Brain Waves with Debra Rose: April 2026

The Art of the Apology

“A stiff apology is a second insult.” — G.K. Chesterton 

There is a useful maxim; tell the complete truth faster.  This can be especially helpful if you made a social faux pau or have been withholding information.  This also applies to apologizing when you have made a mistake.  The goal is to cultivate the reflex to say you are sorry before any more harm can be done.  It will also keep your relationships stronger if they are grounded in authenticity.

Quality of the Repair: We may underestimate how powerful an apology can be, especially if we are too focused on our own missteps.  Letting the other person (or people) know you recognize what damage resulted in something you have done shows empathy, as well as communicating how you will work to not let it happen again.  Often something cannot be repaired or undone but to acknowledge that you will try to be more attentive in the future is essential.

Guilt: It’s easy to feel guilty when causing hurt, followed by embarrassment in our gaffe.  Guilt can signal learning what not to repeat; but if we hold onto guilt for too long, we are punishing ourselves rather than using the lesson in the future. It’s not letting yourself off the hook to move on, as it becomes self-serving to hold on.  Throughout our lives, mistakes are made to help us grow, and without failures we are not trying and not on a path to succeeding.

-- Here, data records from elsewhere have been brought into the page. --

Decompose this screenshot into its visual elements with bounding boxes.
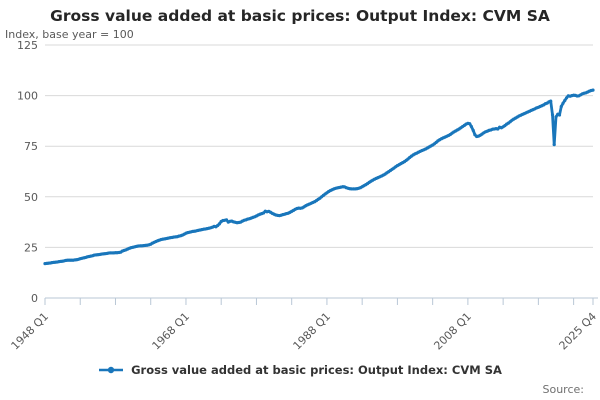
x-axis-tick-label: 1948 Q1 [9,310,52,352]
data-point [550,113,555,117]
data-series-line [43,88,595,266]
y-axis-tick-label: 100 [17,90,38,103]
page-title: Gross value added at basic prices: Outpu… [50,7,550,25]
x-axis-tick-label: 1968 Q1 [150,310,193,352]
data-point [563,98,567,103]
data-point [224,218,229,222]
data-point [469,125,473,129]
legend: Gross value added at basic prices: Outpu… [0,363,600,377]
data-point [471,128,475,132]
data-point [561,101,565,105]
data-point [557,113,562,117]
data-point [591,88,595,92]
x-axis-tick-label: 2008 Q1 [431,310,474,352]
x-axis-tick-label: 1988 Q1 [291,310,334,352]
y-axis-tick-label: 125 [17,39,38,52]
source-label: Source: [542,383,585,396]
data-point [552,143,556,147]
data-point [468,122,472,126]
data-point [559,104,563,109]
y-axis-tick-label: 75 [24,140,38,153]
data-point [554,115,558,119]
legend-marker-icon [99,366,124,374]
data-point [217,222,221,226]
legend-item[interactable]: Gross value added at basic prices: Outpu… [98,363,502,377]
y-axis-tick-label: 25 [24,241,38,254]
y-axis-tick-label: 50 [24,191,38,204]
legend-item-label: Gross value added at basic prices: Outpu… [131,363,502,377]
y-axis-tick-label: 0 [31,292,38,305]
chart-subtitle: Index, base year = 100 [5,28,134,41]
data-point [549,99,553,103]
x-axis-tick-label: 2025 Q4 [557,310,600,352]
line-chart: 0 25 50 75 100 125 1948 Q1 1968 Q1 1988 Q1 2008 Q… [9,39,600,352]
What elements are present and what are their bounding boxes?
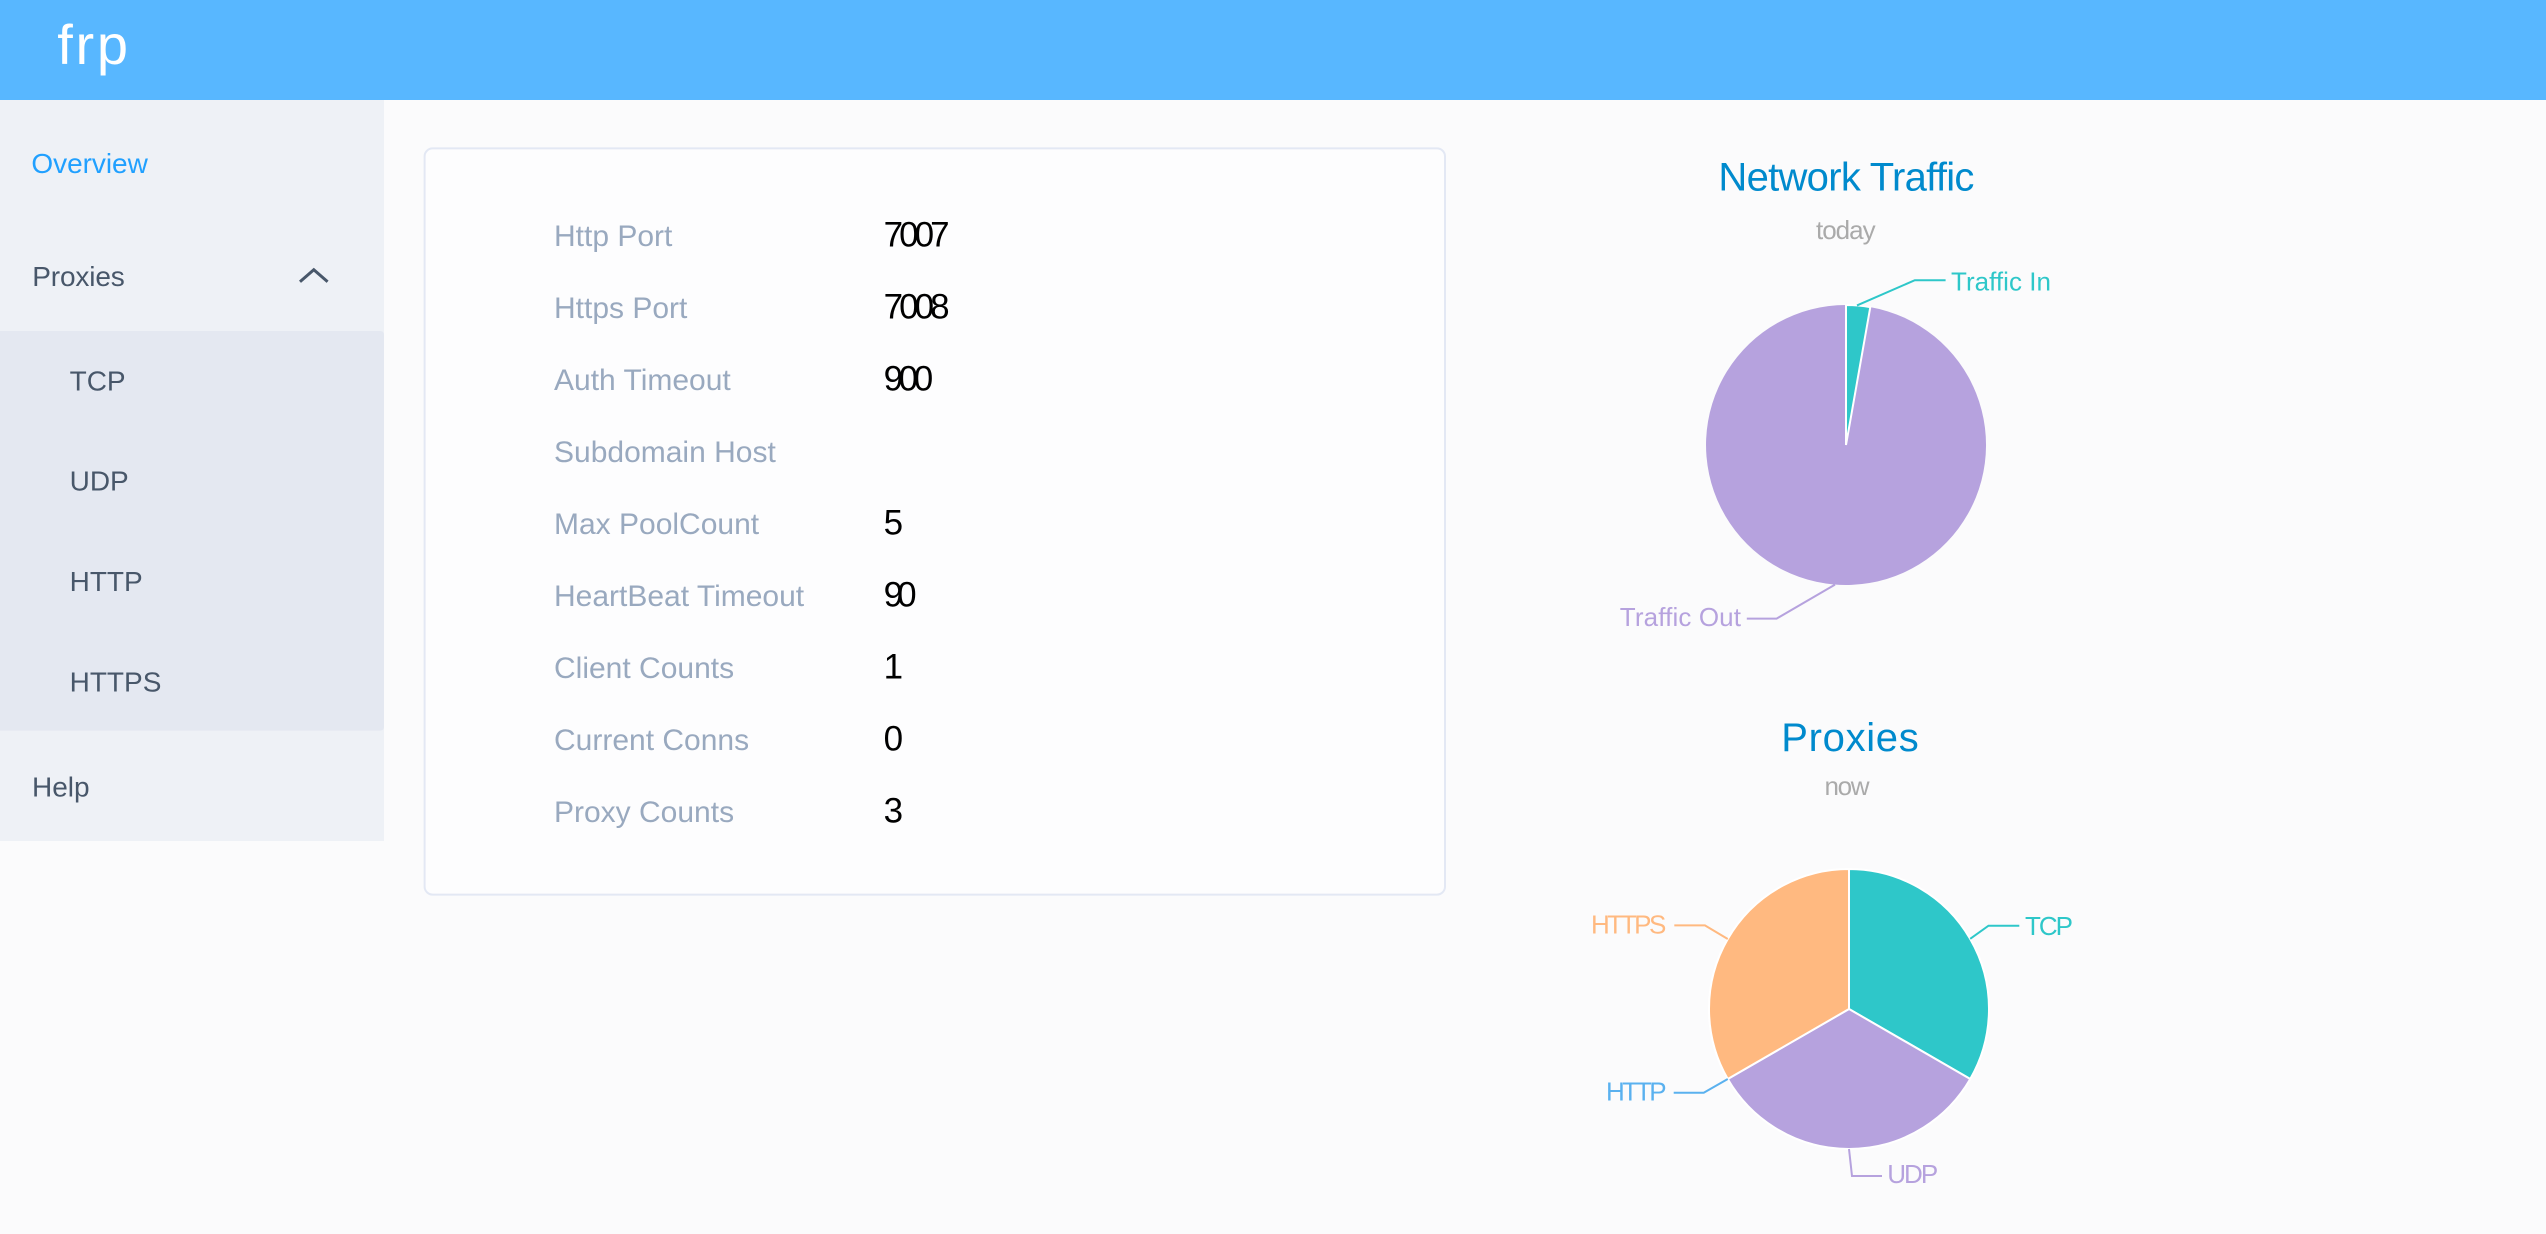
svg-text:HTTPS: HTTPS xyxy=(1591,910,1666,940)
svg-text:Traffic In: Traffic In xyxy=(1951,266,2051,296)
svg-text:Proxies: Proxies xyxy=(32,261,125,292)
svg-text:90: 90 xyxy=(884,576,917,615)
svg-text:Traffic Out: Traffic Out xyxy=(1620,602,1742,632)
svg-text:Auth Timeout: Auth Timeout xyxy=(554,364,731,397)
svg-text:Client Counts: Client Counts xyxy=(554,652,734,685)
svg-text:Overview: Overview xyxy=(31,148,148,179)
svg-text:HTTP: HTTP xyxy=(70,566,143,597)
svg-text:today: today xyxy=(1816,215,1876,245)
svg-text:HeartBeat Timeout: HeartBeat Timeout xyxy=(554,580,805,613)
svg-text:5: 5 xyxy=(884,504,903,543)
svg-text:Http Port: Http Port xyxy=(554,220,673,253)
svg-text:Https Port: Https Port xyxy=(554,292,688,325)
svg-text:frp: frp xyxy=(57,13,128,76)
svg-text:Proxies: Proxies xyxy=(1781,716,1918,760)
svg-text:Max PoolCount: Max PoolCount xyxy=(554,508,760,541)
svg-text:HTTP: HTTP xyxy=(1606,1077,1667,1107)
svg-text:Help: Help xyxy=(32,772,90,803)
svg-text:0: 0 xyxy=(884,720,903,759)
svg-text:Proxy Counts: Proxy Counts xyxy=(554,796,734,829)
svg-text:now: now xyxy=(1825,771,1870,801)
svg-text:Network Traffic: Network Traffic xyxy=(1718,156,1974,200)
svg-text:7008: 7008 xyxy=(884,288,950,327)
svg-text:3: 3 xyxy=(884,792,903,831)
svg-text:TCP: TCP xyxy=(70,365,126,396)
svg-text:1: 1 xyxy=(884,648,903,687)
svg-text:900: 900 xyxy=(884,360,934,399)
svg-text:UDP: UDP xyxy=(1887,1159,1938,1189)
svg-text:UDP: UDP xyxy=(70,466,129,497)
svg-text:7007: 7007 xyxy=(884,216,950,255)
svg-text:HTTPS: HTTPS xyxy=(70,666,162,697)
svg-text:Current Conns: Current Conns xyxy=(554,724,749,757)
svg-text:Subdomain Host: Subdomain Host xyxy=(554,436,776,469)
svg-text:TCP: TCP xyxy=(2025,911,2073,941)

Containment: A mistake doesn’t mean you are a bad person, it means you made a poor choice.  Flip the scenario; someone hurts us, we focus on the hurt while that person may focus on their intention that was not well received.  How validating it would be if that person explains how they handled something badly rather than tell you that you their actions the ‘wrong way?’

Over-apologizing: Are you a people-pleaser? Are you just trying to keep the peace? Like cursing too often, the impact of your words starts to feel meaningless.  If you are apologizing more than you need to you can be missing the chance to have a more productive interaction in the future (raise your hand if you are that person that someone bumps into and YOU apologize)?

Apologizes do not have to be scripted, they should be offered early, and concise.  Justifications for your actions and deflecting that they were ‘misinterpreted’ are going to sabotage attempts of sincerity.  And like all we learn, it gets easier with practice.  And like the truth, extend the complete apology faster.